Pedivella accensione Rotax 123: confronto tra blocchi e possibilità di montaggio
Salve a tutti, possiedo un Aprilia RX 125 con blocco Rotax 123. La settimana scorsa ho sbiellato e ho trovato un blocco nuovo a poco prezzo con pochi chilometri, sempre Rotax 123, solo che ho notato che non ha la pedivella. Ma sbaglio o era il modello 122 senza pedivella?
Ma cambiando carter e passando anche gli ingranaggi della pedivella potrei montarli sull’altro blocco? E predisposto giusto? C'erano sia quelle CON pedivella che senza. Ma posso montarla sull'altro blocco? Verifica che il tipo del motore sia identico. Dalla nascita delle "depotenziate" non è più quello serio degli anni 80.

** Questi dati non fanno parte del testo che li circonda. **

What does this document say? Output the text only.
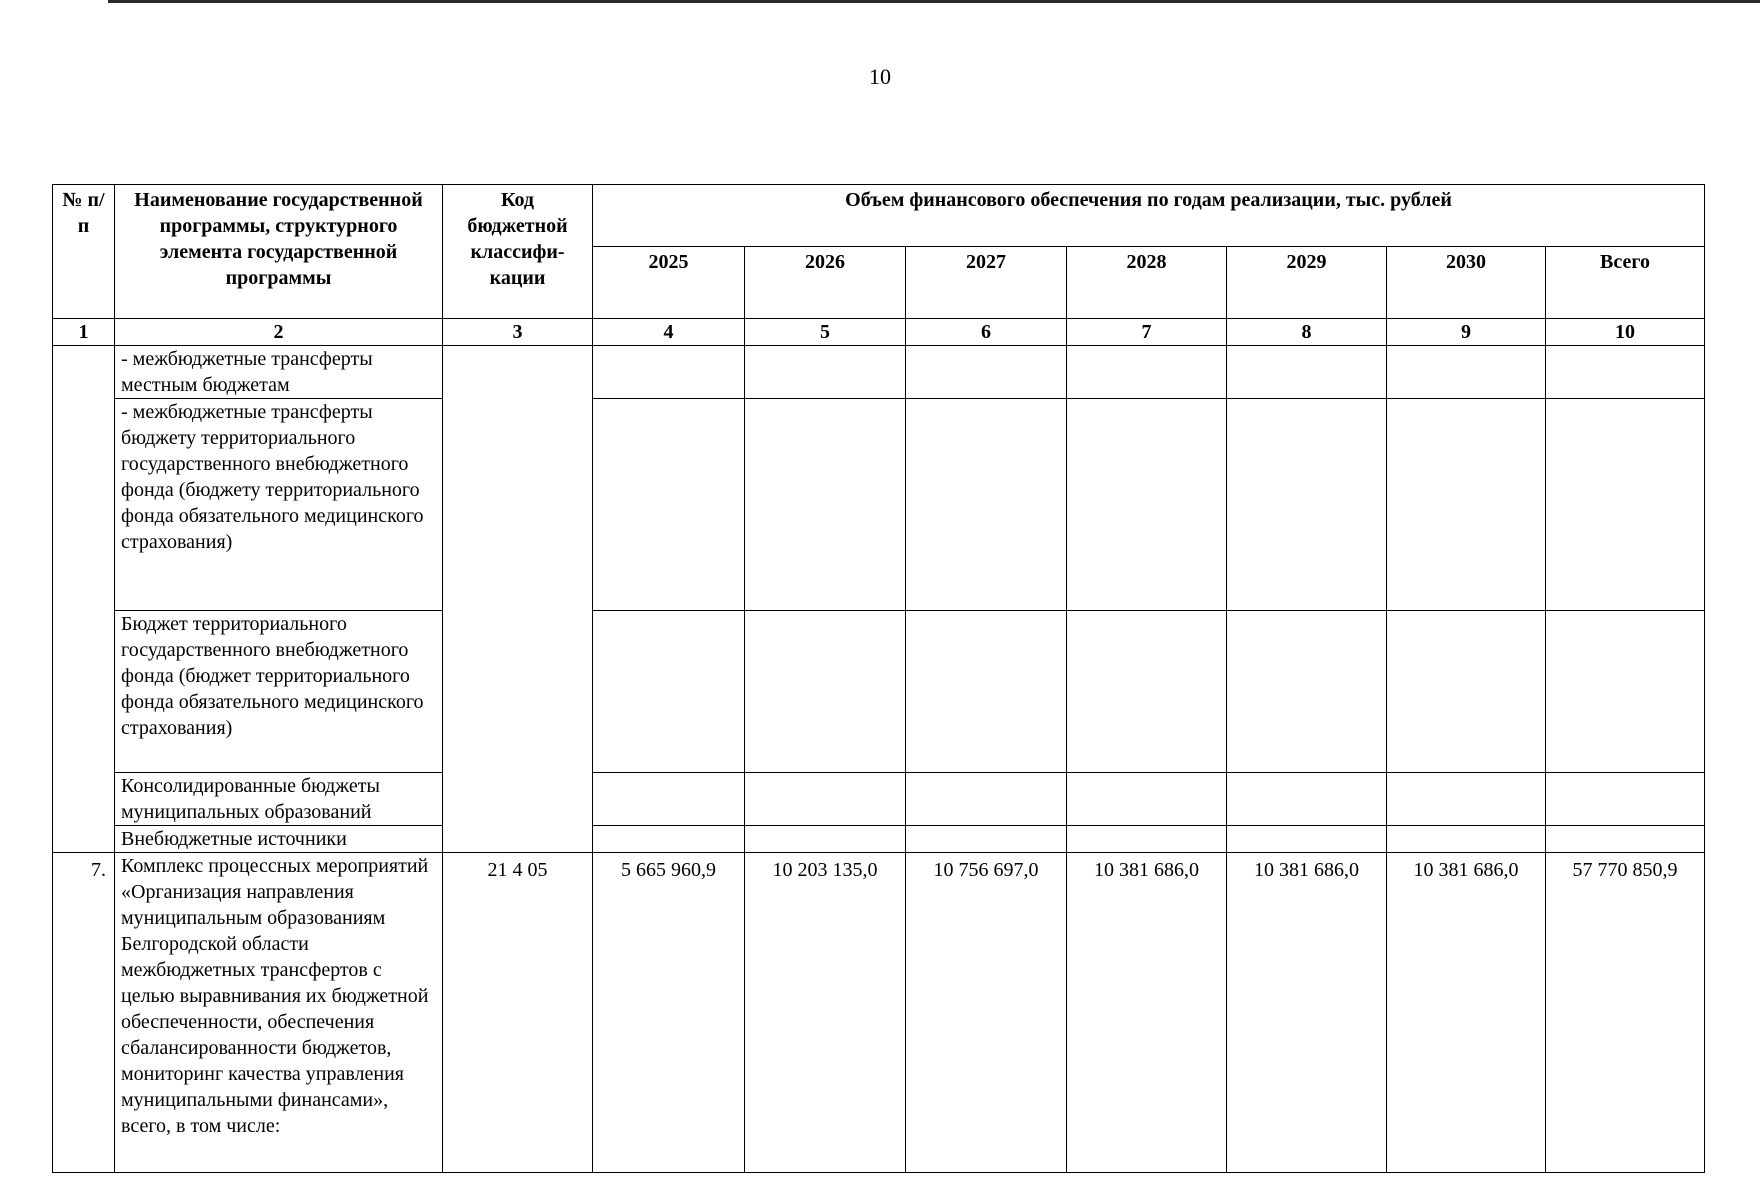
10
№ п/п	Наименование государственной программы, структурного элемента государственной программы	Код бюджетной классифи-кации	Объем финансового обеспечения по годам реализации, тыс. рублей						
			2025	2026	2027	2028	2029	2030	Всего
1	2	3	4	5	6	7	8	9	10
	- межбюджетные трансферты местным бюджетам								
	- межбюджетные трансферты бюджету территориального государственного внебюджетного фонда (бюджету территориального фонда обязательного медицинского страхования)								
	Бюджет территориального государственного внебюджетного фонда (бюджет территориального фонда обязательного медицинского страхования)								
	Консолидированные бюджеты муниципальных образований								
	Внебюджетные источники								
7.	Комплекс процессных мероприятий «Организация направления муниципальным образованиям Белгородской области межбюджетных трансфертов с целью выравнивания их бюджетной обеспеченности, обеспечения сбалансированности бюджетов, мониторинг качества управления муниципальными финансами», всего, в том числе:	21 4 05	5 665 960,9	10 203 135,0	10 756 697,0	10 381 686,0	10 381 686,0	10 381 686,0	57 770 850,9
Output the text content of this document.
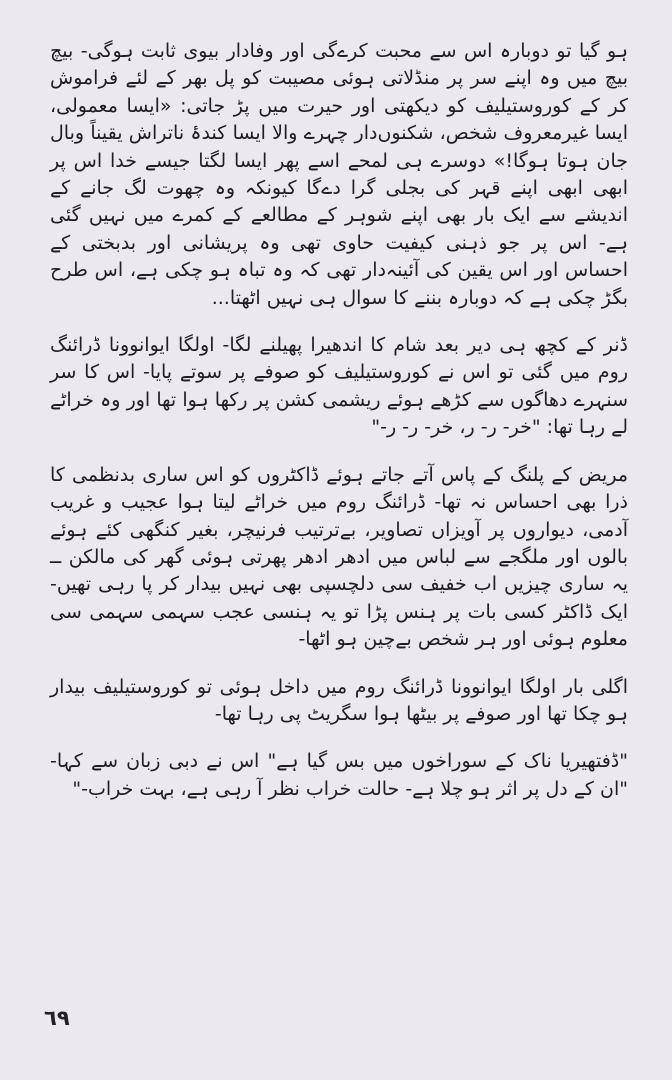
ہو گیا تو دوبارہ اس سے محبت کرےگی اور وفادار بیوی ثابت ہوگی- بیچ بیچ میں وہ اپنے سر پر منڈلاتی ہوئی مصیبت کو پل بھر کے لئے فراموش کر کے کوروستیلیف کو دیکھتی اور حیرت میں پڑ جاتی: «ایسا معمولی، ایسا غیرمعروف شخص، شکنوں‌دار چہرے والا ایسا کندۂ ناتراش یقیناً وبال جان ہوتا ہوگا!» دوسرے ہی لمحے اسے پھر ایسا لگتا جیسے خدا اس پر ابھی ابھی اپنے قہر کی بجلی گرا دےگا کیونکہ وہ چھوت لگ جانے کے اندیشے سے ایک بار بھی اپنے شوہر کے مطالعے کے کمرے میں نہیں گئی ہے- اس پر جو ذہنی کیفیت حاوی تھی وہ پریشانی اور بدبختی کے احساس اور اس یقین کی آئینہ‌دار تھی کہ وہ تباہ ہو چکی ہے، اس طرح بگڑ چکی ہے کہ دوبارہ بننے کا سوال ہی نہیں اٹھتا...

ڈنر کے کچھ ہی دیر بعد شام کا اندھیرا پھیلنے لگا- اولگا ایوانوونا ڈرائنگ روم میں گئی تو اس نے کوروستیلیف کو صوفے پر سوتے پایا- اس کا سر سنہرے دھاگوں سے کڑھے ہوئے ریشمی کشن پر رکھا ہوا تھا اور وہ خراٹے لے رہا تھا: "خر- ر- ر، خر- ر- ر-"

مریض کے پلنگ کے پاس آتے جاتے ہوئے ڈاکٹروں کو اس ساری بدنظمی کا ذرا بھی احساس نہ تھا- ڈرائنگ روم میں خراٹے لیتا ہوا عجیب و غریب آدمی، دیواروں پر آویزاں تصاویر، بےترتیب فرنیچر، بغیر کنگھی کئے ہوئے بالوں اور ملگجے سے لباس میں ادھر ادھر پھرتی ہوئی گھر کی مالکن ــ یہ ساری چیزیں اب خفیف سی دلچسپی بھی نہیں بیدار کر پا رہی تھیں- ایک ڈاکٹر کسی بات پر ہنس پڑا تو یہ ہنسی عجب سہمی سہمی سی معلوم ہوئی اور ہر شخص بےچین ہو اٹھا-

اگلی بار اولگا ایوانوونا ڈرائنگ روم میں داخل ہوئی تو کوروستیلیف بیدار ہو چکا تھا اور صوفے پر بیٹھا ہوا سگریٹ پی رہا تھا-

"ڈفتھیریا ناک کے سوراخوں میں بس گیا ہے" اس نے دبی زبان سے کہا- "ان کے دل پر اثر ہو چلا ہے- حالت خراب نظر آ رہی ہے، بہت خراب-"

٦٩
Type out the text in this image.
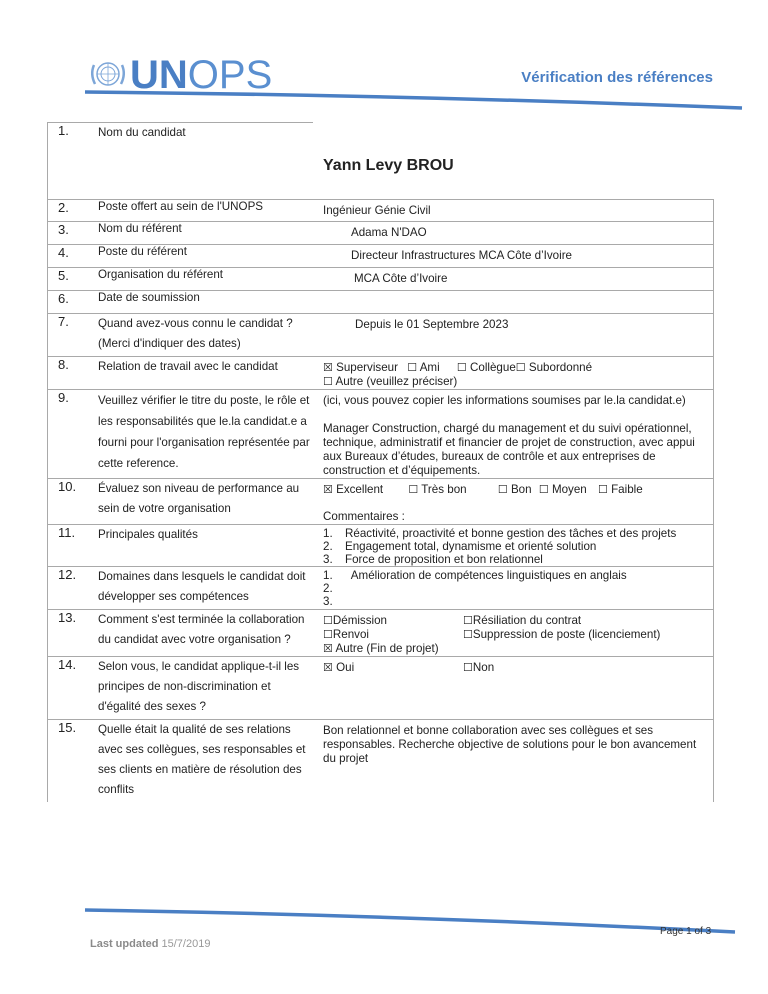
UNOPS	Vérification des références
1.	Nom du candidat	Yann Levy BROU

2.	Poste offert au sein de l'UNOPS	Ingénieur Génie Civil

3.	Nom du référent	Adama N'DAO

4.	Poste du référent	Directeur Infrastructures MCA Côte d’Ivoire

5.	Organisation du référent	MCA Côte d’Ivoire

6.	Date de soumission	

7.	Quand avez-vous connu le candidat ? (Merci d'indiquer des dates)	Depuis le 01 Septembre 2023

8.	Relation de travail avec le candidat	☒ Superviseur ☐ Ami ☐ Collègue☐ Subordonné
☐ Autre (veuillez préciser)

9.	Veuillez vérifier le titre du poste, le rôle et les responsabilités que le.la candidat.e a fourni pour l'organisation représentée par cette reference.	(ici, vous pouvez copier les informations soumises par le.la candidat.e)
Manager Construction, chargé du management et du suivi opérationnel, technique, administratif et financier de projet de construction, avec appui aux Bureaux d’études, bureaux de contrôle et aux entreprises de construction et d’équipements.

10.	Évaluez son niveau de performance au sein de votre organisation	☒ Excellent ☐ Très bon ☐ Bon ☐ Moyen ☐ Faible
Commentaires :

11.	Principales qualités	1.	Réactivité, proactivité et bonne gestion des tâches et des projets
2.	Engagement total, dynamisme et orienté solution
3.	Force de proposition et bon relationnel

12.	Domaines dans lesquels le candidat doit développer ses compétences	
1.	Amélioration de compétences linguistiques en anglais
2.
3.

13.	Comment s'est terminée la collaboration du candidat avec votre organisation ?	☐Démission ☐Résiliation du contrat
☐Renvoi ☐Suppression de poste (licenciement)
☒ Autre (Fin de projet)

14.	Selon vous, le candidat applique-t-il les principes de non-discrimination et d'égalité des sexes ?	☒ Oui ☐Non

15.	Quelle était la qualité de ses relations avec ses collègues, ses responsables et ses clients en matière de résolution des conflits	Bon relationnel et bonne collaboration avec ses collègues et ses responsables. Recherche objective de solutions pour le bon avancement du projet
Last updated 15/7/2019
Page 1 of 3
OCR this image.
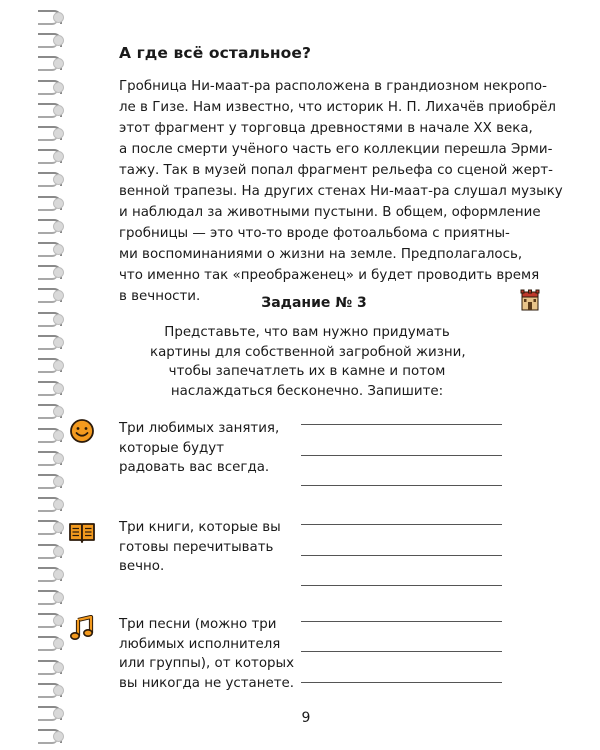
А где всё остальное?
Гробница Ни-маат-ра расположена в грандиозном некропо-
ле в Гизе. Нам известно, что историк Н. П. Лихачёв приобрёл
этот фрагмент у торговца древностями в начале XX века,
а после смерти учёного часть его коллекции перешла Эрми-
тажу. Так в музей попал фрагмент рельефа со сценой жерт-
венной трапезы. На других стенах Ни-маат-ра слушал музыку
и наблюдал за животными пустыни. В общем, оформление
гробницы — это что-то вроде фотоальбома с приятны-
ми воспоминаниями о жизни на земле. Предполагалось,
что именно так «преображенец» и будет проводить время
в вечности.	Задание № 3
Представьте, что вам нужно придумать
картины для собственной загробной жизни,
чтобы запечатлеть их в камне и потом
наслаждаться бесконечно. Запишите:
Три любимых занятия,
которые будут
радовать вас всегда.
Три книги, которые вы
готовы перечитывать
вечно.
Три песни (можно три
любимых исполнителя
или группы), от которых
вы никогда не устанете.
9
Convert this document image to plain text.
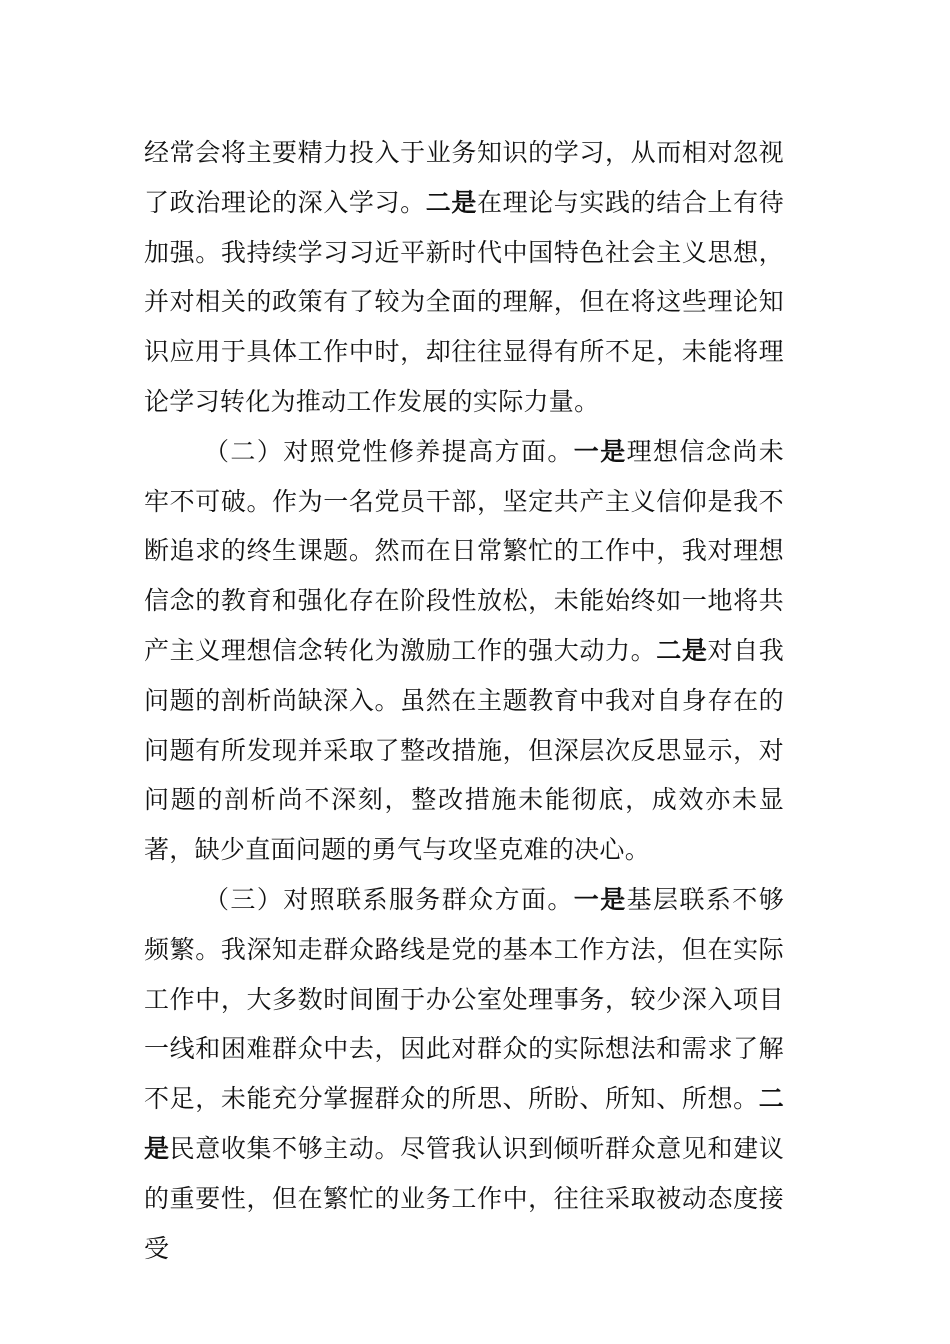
经常会将主要精力投入于业务知识的学习，从而相对忽视了政治理论的深入学习。二是在理论与实践的结合上有待加强。我持续学习习近平新时代中国特色社会主义思想，并对相关的政策有了较为全面的理解，但在将这些理论知识应用于具体工作中时，却往往显得有所不足，未能将理论学习转化为推动工作发展的实际力量。

（二）对照党性修养提高方面。一是理想信念尚未牢不可破。作为一名党员干部，坚定共产主义信仰是我不断追求的终生课题。然而在日常繁忙的工作中，我对理想信念的教育和强化存在阶段性放松，未能始终如一地将共产主义理想信念转化为激励工作的强大动力。二是对自我问题的剖析尚缺深入。虽然在主题教育中我对自身存在的问题有所发现并采取了整改措施，但深层次反思显示，对问题的剖析尚不深刻，整改措施未能彻底，成效亦未显著，缺少直面问题的勇气与攻坚克难的决心。

（三）对照联系服务群众方面。一是基层联系不够频繁。我深知走群众路线是党的基本工作方法，但在实际工作中，大多数时间囿于办公室处理事务，较少深入项目一线和困难群众中去，因此对群众的实际想法和需求了解不足，未能充分掌握群众的所思、所盼、所知、所想。二是民意收集不够主动。尽管我认识到倾听群众意见和建议的重要性，但在繁忙的业务工作中，往往采取被动态度接受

Per orientarsi, occorre distinguere i vari modelli e le caratteristiche principali dei Rotax 123 e dei blocchi compatibili. In particolare, la pedivella è una componente tipica di alcuni blocchi Rotax 123, ma non di tutti, e la sua presenza o assenza dipende dal progetto d’origine del motore e dalle modifiche applicate nel tempo.
La possibilità di montare una pedivella su un blocco Rotax 123 privo di questa componente dipende da diversi fattori: compatibilità degli ingranaggi, allineamento degli alberi, dimensioni del carter, predisposizioni OEM e eventuali modifiche al sistema di lubrificazione. Inoltre, la verifica che il tipo di motore sia identico è fondamentale, poiché piccole differenze tra versioni possono impedire l’intercambiabilità.
Nel caso specifico di una RX 125 con Rotax 123, se si considera la sostituzione del blocco con uno identico ma senza pedivella, potrebbe essere possibile mantenere o adattare la pedivella solo se i carter, gli allineamenti degli ingranaggi e i supporti sono compatibili tra i due blocchi. Tuttavia, senza una conferma di identità del modello e delle misure esatte, l’operazione resta incerta e potrebbe richiedere interventi di rettifica o modifiche forzate, con potenziali rischi di affidabilità e sicurezza.
In pratica, si consiglia:
- Verificare ufficialmente la corrispondenza del codice motore tra i due blocchi Rotax 123 e la presenza/assenza della pedivella nel modello specifico.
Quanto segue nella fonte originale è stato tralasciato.